No Questions Asked For All Money Welcome
AP News reported last week that Alvaro Ledo Nass, a Venezuelan lawyer, had his hands deep in a major money-laundering operation. He assisted in directing the state-run oil company Petroleos de Venezuela, S.A., at one point laundering around $1.2 billion in misappropriated funds. Approximately $547 million went through Malta.
Nass also received bribes of more than $11 million over a five-year period between 2012 and 2017. That money was part of a massive, $600-million loan deal. The lawyer had to find a place to conceal his illegally-obtained funds, so he allegedly chose places in Spain, the Bahamas, New Jersey, and possibly, Malta.
Malta’s involvement emerged as Nass showed up in a Miami federal court to face charges of money laundering. He became a whistleblower in a bigger case that also implicates Venezuelan President Nicolás Maduro.
Three of Maduro’s stepsons allegedly helped launder the $1.2 billion illegally appropriated from the oil company.

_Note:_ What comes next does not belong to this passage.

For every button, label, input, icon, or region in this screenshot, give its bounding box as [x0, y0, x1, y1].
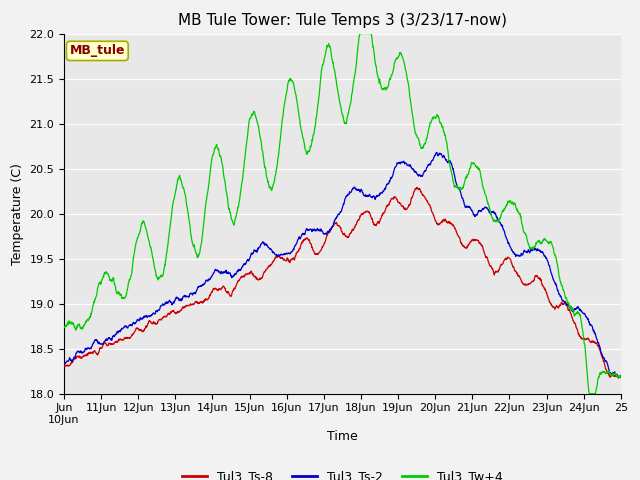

Maltese financial institutions accepted 10 wire transfers for the $547 million and never asked follow-up questions.
Venezuela isn’t the only one. In 2020, reports surfaced that Congolese businessman Sindika Dokolo and his wife, Isabel dos Santos, used shell companies to misappropriate billions of dollars. A great deal of that went through Malta.
More than just a businessman’s wife, dos Santos is the daughter of Angola’s former President and dictator, José Eduardo dos Santos. At one point, Forbes listed her as the wealthiest woman in Africa. She may have attained that rank through illegal activity. Dokolo and dos Santos allegedly used their positions to live in luxury off of funds they embezzled from the government.
Then there’s Faruk Fatih Özer, a Turkish entrepreneur who ripped off Thodex, the cryptocurrency exchange he founded. He stashed over $14 million in Malta before police arrested him last year in Albania.
FATF Ignores the Facts
Malta was placed on the FATF grey list in June 2021 and stayed there for one year. Some of the billion-dollar scandals were still running when it was listed. When the watchdog removed Malta from the list last summer, it claimed it was “satisfied that Malta has successfully implemented a series of reforms that it suggested last year.”
That was only two years after Malta determined that the former head of the Malta Financial Services Authority, Joseph Cuschieri, violated local and European Union-level ethics regulations. He traveled to Las Vegas with Yorgen Fenech , the controversial businessman and gambling entrepreneur now standing trial for supposedly murdering journalist Daphne Caruana Galizia.
That scandal is still ongoing, and has reached the highest levels of government. It resulted in the resignation of then-Prime Minister Joseph Muscat in 2019. The case includes suspicions of money laundering, bribery, and other offenses.
In combination with the other recent scandals, it appears the FATF may have taken Malta off its grey list too soon.